With the NHS chronically understaffed, resources limited and demand for services increasing, clinical staff are working hard in local systems under pressure. Clinician burnout is on the rise globally and can bring with it significant risks around the care and safety of patients, as well as having a devastating effect on the personal lives of individual clinicians.

Join our online event to explore some of the latest evidence on the health and wellbeing of clinicians and the practical actions that can help to make a difference to the lives of staff. Our speakers will discuss the pressures that threaten personal health, morale, patient care and create a burden on the NHS while exploring how to tackle the root causes and engage people and leaders in how to create the best, supportive places to work.

 

Clinician burnout is happening now to someone you know or work with. 80 per cent of doctors in a 2019 British Medical Association survey were at high or very high risk of burnout, with junior doctors most at risk, followed by general practitioners. 

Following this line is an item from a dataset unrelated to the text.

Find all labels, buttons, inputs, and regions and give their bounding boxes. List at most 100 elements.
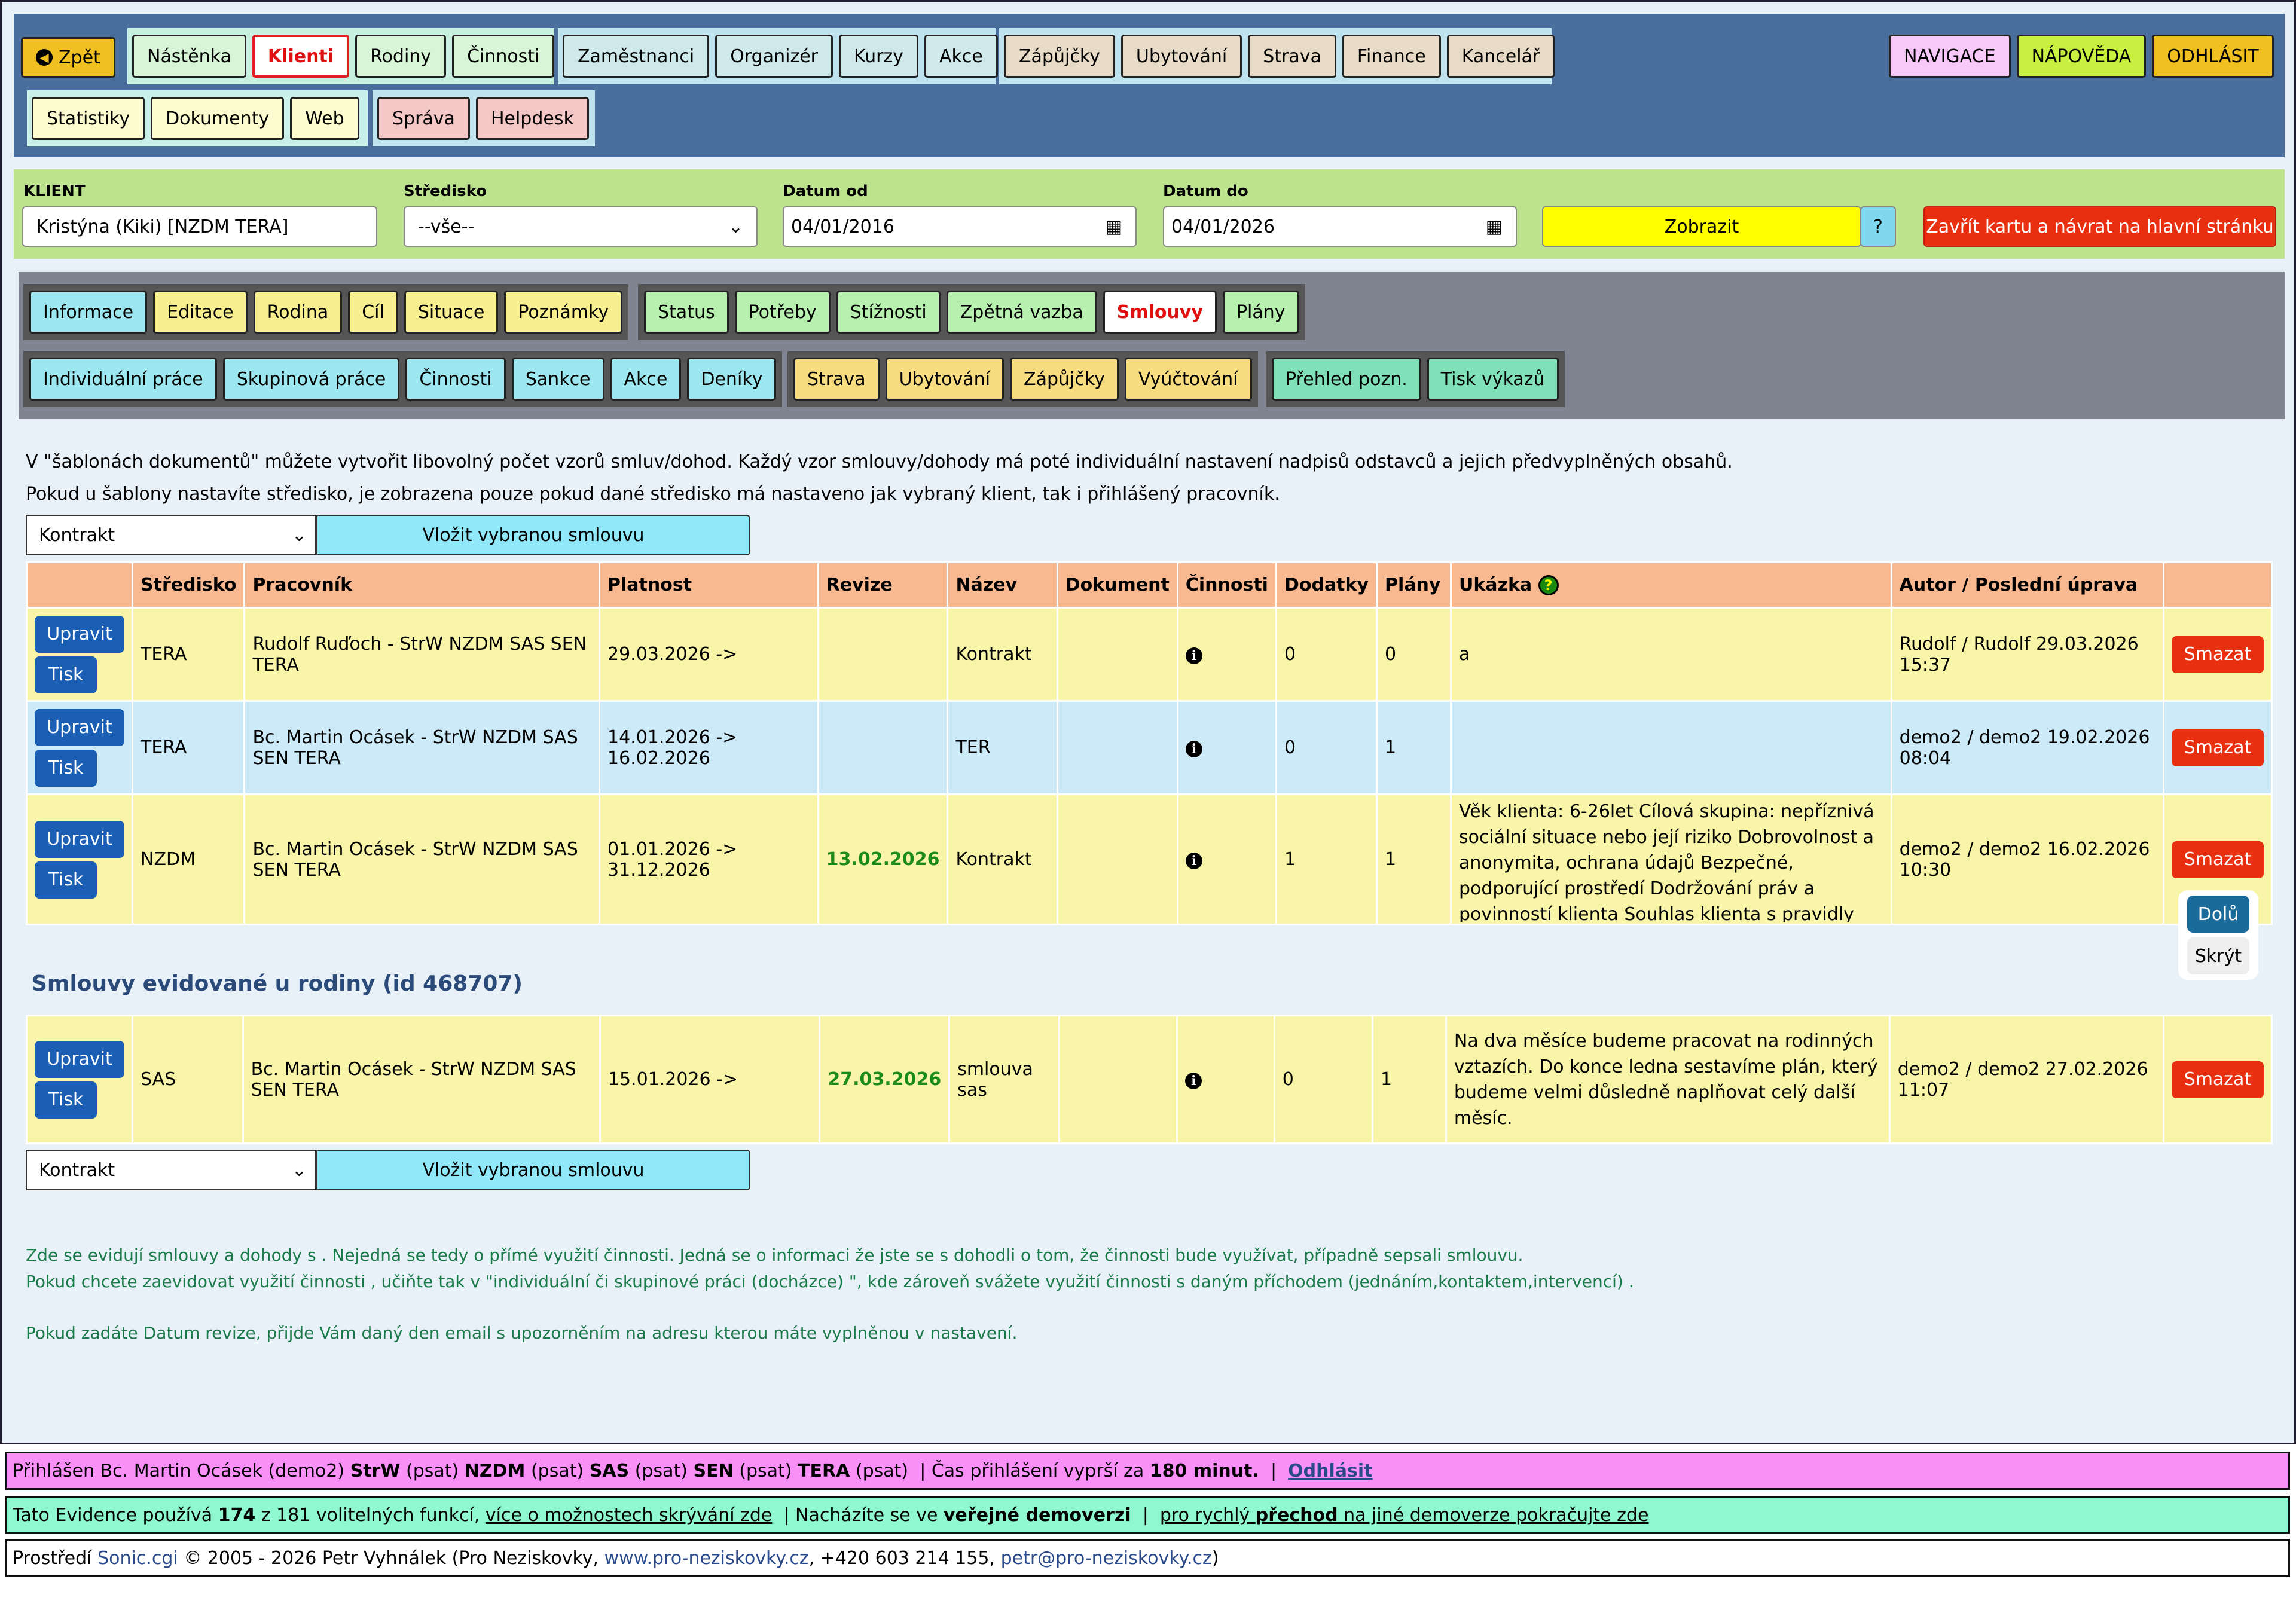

In October, the General Medical Council is due to publish the findings of a major review – led by Professor Michael West – on the health and wellbeing of doctors and medical students. The recommendations are expected to identify priority areas for collaborative action at individual, team, organisational and system level to help tackle the causes of poor wellbeing.

Tackling clinician burnout requires urgent action to create and maintain healthy workplace cultures. The NHS people plan is being developed to support delivery of the NHS long-term plan and make the NHS a better place to work. The Interim NHS people plan recognised ‘the NHS is being negatively impacted by the fact that our people are overstretched – this is evident from the 2018 NHS Staff Survey where more people have reported bullying, harassment and abuse in their workplace in the last 12 months’.